Perhaps most bewildering and destructive to all who hear their message are the Jewish anti-Semites and anti-Zionists. A surreal gathering at MIT this past year attended by 600 people saw the joint appearance of Israel Shahak and Noam Chomsky, two more veterans on the campus speakers circuit. Though marked by attacks against Jews reminiscent of the Nazis – Shahak preaches the inherent evil of Judaism and relates virulent anecdotes of supposed Jewish persecution of Christians, while Chomsky’s loathing of Jews leads him to endorse Holocaust deniers – the event prompted no outcry in the media, no denunciation by campus administrators, no revulsion from Jewish communal leadership. Indeed, there was no reaction at all, so commonplace is the spewing of extreme anti-Semitic slander in the halls of academe.

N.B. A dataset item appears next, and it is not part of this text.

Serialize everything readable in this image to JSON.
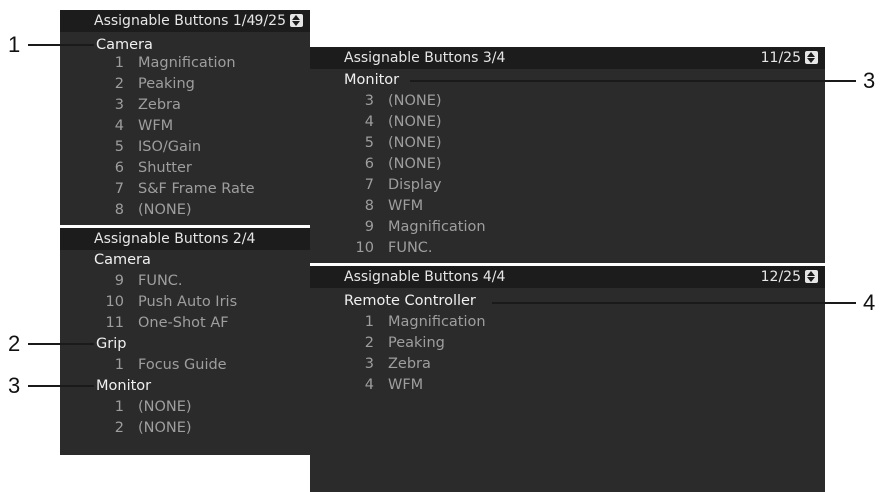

Gatherings such as this might be ultimately benign if the marketplace of ideas were functioning – if balancing events countered the slanders. But, despite the typically admirable efforts of at least a nucleus of determined students on most campuses, that task is often beyond the powers of nineteen-year-olds. Adult assistance from Hillels, faculty and community agencies is effective at times, but is frequently overwhelmed by the needs. Yet the seriousness of deteriorating conditions for Jewish students, and for all students exposed to virulent distortions about Israel without the antidote of truth, cannot be ignored. The Anti-Defamation League’s recent report of a 168% increase in anti-Semitic incidents on campuses since 1988 points to the worsening circumstances.
What is to be done? One obvious lesson of the last ten years is that school administrators have to exert strong leadership by speaking out forcefully in defense of all vulnerable students. That includes Jewish students. The First Amendment is not a moral loophole for standing by while hate-mongers foment anti-Semitism, and its invocation in this context by campus administrators who regularly take forceful action against hate-
mongering directed at other groups is, at best, hypocritical. Clear and widely-publicized guidelines for administrative action might be an important beginning. Students, faculty, parents, and administrators would then be aware of the obligations of campus leaders and could expect that anti-Jewish bigotry would be unflinchingly stigmatized.